Wonton also provides types for Points, Vectors and Matrices. These are advanced types with the following operators and methods:

  • Point:
    • Operators: [], -p, p+t, c*p, p/c
    • Methods: asV (convert Point to Vector)
  • Vector:
    • Operators: [], -V, V+U, V-U, sV, V/s,
    • Methods: norm, one_norm, max_norm, normalize, is_zero, dot, cross, MaxComponent
  • Matrix:
    • Initialization: Using constant value, from vector of vectors, copy
    • Operators: M = M + C, M = M - C, M = c*M, [], M = M*_v_, M = A*B
    • Methods: inverse, solve (QR decomposition based), data (return matrix data)

Algorithms

  • SVD: Double precision SVD routine.

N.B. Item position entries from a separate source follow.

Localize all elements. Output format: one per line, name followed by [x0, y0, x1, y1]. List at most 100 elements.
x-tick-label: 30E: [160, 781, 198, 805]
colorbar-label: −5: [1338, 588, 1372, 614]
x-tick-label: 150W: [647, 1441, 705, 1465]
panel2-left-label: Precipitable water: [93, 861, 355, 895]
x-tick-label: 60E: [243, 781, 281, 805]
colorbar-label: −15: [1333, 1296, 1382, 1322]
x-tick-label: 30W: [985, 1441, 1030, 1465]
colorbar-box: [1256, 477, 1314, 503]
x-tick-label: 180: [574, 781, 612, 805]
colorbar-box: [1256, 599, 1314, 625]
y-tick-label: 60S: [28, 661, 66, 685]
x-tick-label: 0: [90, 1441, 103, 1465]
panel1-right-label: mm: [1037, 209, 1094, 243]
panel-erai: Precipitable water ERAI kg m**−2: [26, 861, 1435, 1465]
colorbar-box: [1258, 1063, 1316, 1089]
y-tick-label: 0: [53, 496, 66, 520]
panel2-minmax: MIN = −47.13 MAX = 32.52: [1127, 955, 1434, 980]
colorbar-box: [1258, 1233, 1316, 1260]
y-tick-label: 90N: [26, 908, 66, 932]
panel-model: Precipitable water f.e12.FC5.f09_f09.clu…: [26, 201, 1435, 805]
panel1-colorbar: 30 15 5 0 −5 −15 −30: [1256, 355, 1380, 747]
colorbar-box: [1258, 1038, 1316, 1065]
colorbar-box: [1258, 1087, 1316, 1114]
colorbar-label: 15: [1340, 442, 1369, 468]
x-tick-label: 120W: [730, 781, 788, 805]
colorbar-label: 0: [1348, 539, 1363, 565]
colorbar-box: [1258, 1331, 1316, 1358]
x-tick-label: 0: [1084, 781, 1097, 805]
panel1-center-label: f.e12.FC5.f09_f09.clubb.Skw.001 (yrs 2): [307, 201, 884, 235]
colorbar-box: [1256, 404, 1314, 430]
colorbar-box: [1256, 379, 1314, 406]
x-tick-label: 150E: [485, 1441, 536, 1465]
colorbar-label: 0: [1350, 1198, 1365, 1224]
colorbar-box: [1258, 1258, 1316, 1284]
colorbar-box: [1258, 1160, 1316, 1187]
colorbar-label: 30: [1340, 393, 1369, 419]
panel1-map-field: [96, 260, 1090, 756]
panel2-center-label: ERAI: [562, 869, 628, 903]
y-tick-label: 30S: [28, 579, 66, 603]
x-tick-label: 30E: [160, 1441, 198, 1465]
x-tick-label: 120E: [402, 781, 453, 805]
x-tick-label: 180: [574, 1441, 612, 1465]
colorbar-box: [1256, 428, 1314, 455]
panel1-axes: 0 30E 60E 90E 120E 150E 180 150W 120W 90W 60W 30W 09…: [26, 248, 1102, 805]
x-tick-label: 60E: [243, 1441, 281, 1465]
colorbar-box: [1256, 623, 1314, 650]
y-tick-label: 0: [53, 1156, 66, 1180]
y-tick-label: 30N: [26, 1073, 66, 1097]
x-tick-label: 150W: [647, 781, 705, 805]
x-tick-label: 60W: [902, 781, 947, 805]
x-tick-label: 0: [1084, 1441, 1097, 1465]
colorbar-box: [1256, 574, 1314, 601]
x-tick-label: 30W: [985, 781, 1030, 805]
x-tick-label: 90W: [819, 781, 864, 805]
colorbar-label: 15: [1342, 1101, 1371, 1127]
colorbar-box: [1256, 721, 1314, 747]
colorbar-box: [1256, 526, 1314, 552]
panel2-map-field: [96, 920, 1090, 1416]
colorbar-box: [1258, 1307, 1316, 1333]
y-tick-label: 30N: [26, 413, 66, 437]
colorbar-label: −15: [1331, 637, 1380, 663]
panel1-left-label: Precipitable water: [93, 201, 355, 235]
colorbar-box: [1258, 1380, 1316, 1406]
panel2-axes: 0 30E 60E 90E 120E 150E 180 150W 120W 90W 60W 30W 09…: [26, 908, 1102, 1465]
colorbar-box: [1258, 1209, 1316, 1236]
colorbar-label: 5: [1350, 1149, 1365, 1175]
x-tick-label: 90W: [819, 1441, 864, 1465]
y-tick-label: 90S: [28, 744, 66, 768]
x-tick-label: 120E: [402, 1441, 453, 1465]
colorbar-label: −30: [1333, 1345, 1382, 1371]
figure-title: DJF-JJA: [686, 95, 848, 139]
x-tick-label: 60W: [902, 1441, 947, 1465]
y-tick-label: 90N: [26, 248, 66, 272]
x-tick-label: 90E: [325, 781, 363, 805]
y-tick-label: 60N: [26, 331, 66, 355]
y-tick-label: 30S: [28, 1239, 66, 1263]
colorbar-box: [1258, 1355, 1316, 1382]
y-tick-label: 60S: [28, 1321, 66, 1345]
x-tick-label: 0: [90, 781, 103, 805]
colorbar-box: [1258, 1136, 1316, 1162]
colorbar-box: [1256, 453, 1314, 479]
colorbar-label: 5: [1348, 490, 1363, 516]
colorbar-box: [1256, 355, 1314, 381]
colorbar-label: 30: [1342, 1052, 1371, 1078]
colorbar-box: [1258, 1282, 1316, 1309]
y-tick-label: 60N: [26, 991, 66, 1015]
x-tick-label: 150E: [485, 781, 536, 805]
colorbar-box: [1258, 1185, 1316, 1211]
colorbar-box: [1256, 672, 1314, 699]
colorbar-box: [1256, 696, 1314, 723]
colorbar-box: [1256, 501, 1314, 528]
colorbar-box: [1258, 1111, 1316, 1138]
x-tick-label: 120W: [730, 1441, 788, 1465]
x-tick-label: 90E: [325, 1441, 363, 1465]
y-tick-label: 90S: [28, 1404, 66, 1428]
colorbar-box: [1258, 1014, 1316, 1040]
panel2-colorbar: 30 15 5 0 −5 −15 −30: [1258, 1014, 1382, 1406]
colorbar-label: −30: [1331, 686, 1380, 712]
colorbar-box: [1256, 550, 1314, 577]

Takes an m-by-n matrix A and decomposes it into UDV, where U, V are left and right orthogonal transformation matrices, and D is a diagonal matrix of singular values.
  • lsfits: Computes a least squares gradient from a set of values. The first point is assumed to be the point where the gradient must be computed and the first value is assumed to the value at this reference point.